La nuit avait été épouvantable. Dans l'obscurité permanente, il y avait eu des murmures fous qui se parlaient constamment, des raclements d'ongles sur la pierre et, parfois, un cri jailli de nulle part. Si au début je n'avais pas envisagé de dormir, l'émotion avait eu raison de moi et j'avais fini par m'assoupir à même le sol.

On m'avait apporté au matin un baquet d'eau claire destiné à la boisson, ainsi qu'une écuelle contenant du gruau avec une tranche de pain rassis. Je m'étais efforcée de surmonter mon dégoût et de tout avaler. Une chose était sûre : tomber d'inanition ne m'aiderait pas à sortir de là.

Tomber malade non plus, d'ailleurs ; or pour le moment, je grelottais encore dans mes couches de vêtements humides. Une fois mon repas terminé, je décidai donc d'étendre au moins mon tee-shirt aux côtés de ma polaire.

Assise torse-nu sur ma paillasse, j'en profitai pour examiner ma blessure que j'avais mise de côté depuis la veille. Les bords avaient rougi d'une manière qui me déplaisait. Je la lavai avec un peu d'eau claire, faute de mieux, en espérant glaner un savon prochainement. Par la même occasion je tentai de glisser un doigt sous ce maudit collier d'Igelune où la peau me démangeait. En vain. Impossible de s'en débarrasser, apparemment. Il y avait comme des écritures incrustées dans le métal et pas le moindre fermoir.

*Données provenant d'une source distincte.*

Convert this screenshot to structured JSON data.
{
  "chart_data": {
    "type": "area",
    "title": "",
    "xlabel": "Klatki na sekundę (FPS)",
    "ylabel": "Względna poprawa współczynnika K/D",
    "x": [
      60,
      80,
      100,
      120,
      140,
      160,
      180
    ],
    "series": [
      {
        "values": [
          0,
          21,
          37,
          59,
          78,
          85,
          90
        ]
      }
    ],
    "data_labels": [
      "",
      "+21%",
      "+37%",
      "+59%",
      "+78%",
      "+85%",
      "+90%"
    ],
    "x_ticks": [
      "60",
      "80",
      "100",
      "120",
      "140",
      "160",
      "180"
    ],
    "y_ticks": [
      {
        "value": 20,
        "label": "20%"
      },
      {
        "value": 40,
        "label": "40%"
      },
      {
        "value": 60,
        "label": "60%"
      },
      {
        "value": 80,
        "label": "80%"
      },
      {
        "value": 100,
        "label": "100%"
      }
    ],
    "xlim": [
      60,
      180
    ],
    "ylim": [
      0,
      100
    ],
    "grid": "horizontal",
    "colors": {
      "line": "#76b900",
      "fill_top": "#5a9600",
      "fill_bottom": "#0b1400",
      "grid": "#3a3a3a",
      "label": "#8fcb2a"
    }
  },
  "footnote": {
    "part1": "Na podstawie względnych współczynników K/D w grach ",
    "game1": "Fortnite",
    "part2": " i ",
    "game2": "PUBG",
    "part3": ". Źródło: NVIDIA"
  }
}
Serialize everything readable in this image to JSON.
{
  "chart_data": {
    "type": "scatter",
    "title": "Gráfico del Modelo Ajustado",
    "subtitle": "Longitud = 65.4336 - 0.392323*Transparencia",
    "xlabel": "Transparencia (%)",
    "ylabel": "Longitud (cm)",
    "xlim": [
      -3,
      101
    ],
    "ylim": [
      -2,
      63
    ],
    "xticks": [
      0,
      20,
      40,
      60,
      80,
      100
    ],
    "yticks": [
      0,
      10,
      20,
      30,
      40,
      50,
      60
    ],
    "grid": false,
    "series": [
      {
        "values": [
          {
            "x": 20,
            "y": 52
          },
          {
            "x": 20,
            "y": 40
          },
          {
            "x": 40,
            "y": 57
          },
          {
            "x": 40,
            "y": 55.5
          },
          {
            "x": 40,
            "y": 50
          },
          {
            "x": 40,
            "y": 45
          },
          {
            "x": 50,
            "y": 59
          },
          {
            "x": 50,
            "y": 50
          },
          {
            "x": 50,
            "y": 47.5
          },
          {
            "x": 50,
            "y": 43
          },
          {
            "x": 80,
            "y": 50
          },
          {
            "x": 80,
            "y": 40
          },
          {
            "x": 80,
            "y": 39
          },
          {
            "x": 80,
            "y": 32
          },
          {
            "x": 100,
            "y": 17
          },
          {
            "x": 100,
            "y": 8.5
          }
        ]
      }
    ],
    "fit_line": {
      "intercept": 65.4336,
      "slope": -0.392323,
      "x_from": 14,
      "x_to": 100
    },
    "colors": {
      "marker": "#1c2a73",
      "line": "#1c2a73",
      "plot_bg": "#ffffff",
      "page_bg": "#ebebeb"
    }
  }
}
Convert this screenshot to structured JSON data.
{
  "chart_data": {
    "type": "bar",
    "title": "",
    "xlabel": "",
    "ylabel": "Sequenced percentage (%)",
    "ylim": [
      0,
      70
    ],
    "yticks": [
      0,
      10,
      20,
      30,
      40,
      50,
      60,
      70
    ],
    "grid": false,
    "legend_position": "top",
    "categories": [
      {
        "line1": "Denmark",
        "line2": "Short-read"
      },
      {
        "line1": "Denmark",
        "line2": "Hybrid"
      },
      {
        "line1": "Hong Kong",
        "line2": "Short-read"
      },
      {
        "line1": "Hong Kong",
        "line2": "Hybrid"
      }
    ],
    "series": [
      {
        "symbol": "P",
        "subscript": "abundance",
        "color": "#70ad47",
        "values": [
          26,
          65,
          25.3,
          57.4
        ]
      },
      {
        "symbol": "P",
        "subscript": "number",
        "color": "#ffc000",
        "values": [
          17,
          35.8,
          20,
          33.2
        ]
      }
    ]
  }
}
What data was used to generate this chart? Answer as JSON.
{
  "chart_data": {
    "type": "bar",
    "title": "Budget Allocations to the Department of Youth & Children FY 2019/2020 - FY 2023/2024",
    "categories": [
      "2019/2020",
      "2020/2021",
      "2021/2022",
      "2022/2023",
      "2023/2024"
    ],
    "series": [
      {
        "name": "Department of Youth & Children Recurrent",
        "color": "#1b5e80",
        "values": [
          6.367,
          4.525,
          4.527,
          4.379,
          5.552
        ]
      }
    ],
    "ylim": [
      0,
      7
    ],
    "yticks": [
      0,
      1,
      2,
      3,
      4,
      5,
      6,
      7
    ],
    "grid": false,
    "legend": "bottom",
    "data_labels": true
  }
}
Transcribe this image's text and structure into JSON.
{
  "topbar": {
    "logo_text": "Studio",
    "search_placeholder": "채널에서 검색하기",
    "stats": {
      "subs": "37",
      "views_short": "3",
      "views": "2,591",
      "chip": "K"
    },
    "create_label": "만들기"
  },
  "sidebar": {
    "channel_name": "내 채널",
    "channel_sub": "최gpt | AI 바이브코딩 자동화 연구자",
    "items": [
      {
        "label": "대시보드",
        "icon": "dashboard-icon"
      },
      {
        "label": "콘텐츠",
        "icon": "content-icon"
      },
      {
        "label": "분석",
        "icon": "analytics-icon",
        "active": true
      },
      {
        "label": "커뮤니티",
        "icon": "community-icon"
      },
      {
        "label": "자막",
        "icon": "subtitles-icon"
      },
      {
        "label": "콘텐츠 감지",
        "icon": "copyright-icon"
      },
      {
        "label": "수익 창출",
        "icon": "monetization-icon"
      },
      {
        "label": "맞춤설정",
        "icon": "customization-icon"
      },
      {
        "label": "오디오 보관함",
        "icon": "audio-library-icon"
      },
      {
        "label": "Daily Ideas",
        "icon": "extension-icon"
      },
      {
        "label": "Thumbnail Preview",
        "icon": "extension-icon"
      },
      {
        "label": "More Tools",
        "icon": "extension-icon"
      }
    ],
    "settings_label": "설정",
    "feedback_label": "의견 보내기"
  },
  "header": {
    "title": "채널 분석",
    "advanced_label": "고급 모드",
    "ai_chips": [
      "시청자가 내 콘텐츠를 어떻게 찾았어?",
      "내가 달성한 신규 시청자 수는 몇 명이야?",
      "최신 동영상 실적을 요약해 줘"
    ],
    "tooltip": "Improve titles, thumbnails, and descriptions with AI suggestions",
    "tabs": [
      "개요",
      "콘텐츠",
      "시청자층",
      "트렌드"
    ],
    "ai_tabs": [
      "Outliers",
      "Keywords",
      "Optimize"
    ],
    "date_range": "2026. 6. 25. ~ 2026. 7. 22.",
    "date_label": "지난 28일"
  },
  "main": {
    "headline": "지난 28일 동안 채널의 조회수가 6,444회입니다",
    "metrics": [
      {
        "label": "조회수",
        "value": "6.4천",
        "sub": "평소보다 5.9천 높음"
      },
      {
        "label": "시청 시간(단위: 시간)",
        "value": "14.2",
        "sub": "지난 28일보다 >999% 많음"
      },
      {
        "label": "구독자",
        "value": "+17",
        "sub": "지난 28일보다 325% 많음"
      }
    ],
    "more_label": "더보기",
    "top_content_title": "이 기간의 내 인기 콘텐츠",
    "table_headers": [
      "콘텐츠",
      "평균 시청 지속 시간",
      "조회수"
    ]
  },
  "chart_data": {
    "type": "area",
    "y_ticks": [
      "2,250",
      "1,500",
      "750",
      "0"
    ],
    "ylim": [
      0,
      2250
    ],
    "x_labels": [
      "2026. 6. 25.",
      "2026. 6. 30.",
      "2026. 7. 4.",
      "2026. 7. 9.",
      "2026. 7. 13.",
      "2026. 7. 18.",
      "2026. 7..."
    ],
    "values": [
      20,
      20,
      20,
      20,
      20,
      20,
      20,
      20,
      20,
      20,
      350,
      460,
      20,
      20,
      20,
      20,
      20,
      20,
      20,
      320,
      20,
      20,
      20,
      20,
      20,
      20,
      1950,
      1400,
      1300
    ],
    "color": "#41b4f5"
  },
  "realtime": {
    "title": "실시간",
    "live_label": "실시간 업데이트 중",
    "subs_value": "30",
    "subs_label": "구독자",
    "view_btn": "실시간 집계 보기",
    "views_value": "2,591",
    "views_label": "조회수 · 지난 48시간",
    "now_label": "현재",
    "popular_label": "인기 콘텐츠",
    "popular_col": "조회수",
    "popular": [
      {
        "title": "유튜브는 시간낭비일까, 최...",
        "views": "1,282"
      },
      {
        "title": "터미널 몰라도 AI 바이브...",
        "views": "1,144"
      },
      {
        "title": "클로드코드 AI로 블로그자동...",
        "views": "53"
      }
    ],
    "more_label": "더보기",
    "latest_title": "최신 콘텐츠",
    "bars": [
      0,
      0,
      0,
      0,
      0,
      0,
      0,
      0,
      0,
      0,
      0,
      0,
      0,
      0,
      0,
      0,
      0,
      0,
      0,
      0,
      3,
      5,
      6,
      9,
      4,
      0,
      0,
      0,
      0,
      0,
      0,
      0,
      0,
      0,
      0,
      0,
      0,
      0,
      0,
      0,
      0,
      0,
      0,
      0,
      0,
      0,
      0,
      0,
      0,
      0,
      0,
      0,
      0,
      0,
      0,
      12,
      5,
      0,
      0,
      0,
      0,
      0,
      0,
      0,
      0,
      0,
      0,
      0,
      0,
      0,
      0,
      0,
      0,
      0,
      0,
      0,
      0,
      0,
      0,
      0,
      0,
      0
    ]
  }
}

Cela fait, je me réinstallai ensuite contre le mur et m'immergeai dans les réflexions.

Un autre monde. Après une nuit, j'avais plus ou moins déjà absorbé cette vérité. La part irrationnelle de moi qui était demeurée attachée aux histoires de mon père, qui s'y était cramponnée comme la vermine sur l'écorce malgré ces années loin de lui, malgré mon endoctrinement dans le rationalisme scientifique, me soufflait d'y croire sans l'ombre d'un doute. D'une manière ou d'une autre, pour une raison qui m'échappait, le sapin avait joué le rôle d'une passerelle. L'existence d'une terre parallèle, en revanche, n'avait pas l'air d'étonner mes geôliers outre mesure...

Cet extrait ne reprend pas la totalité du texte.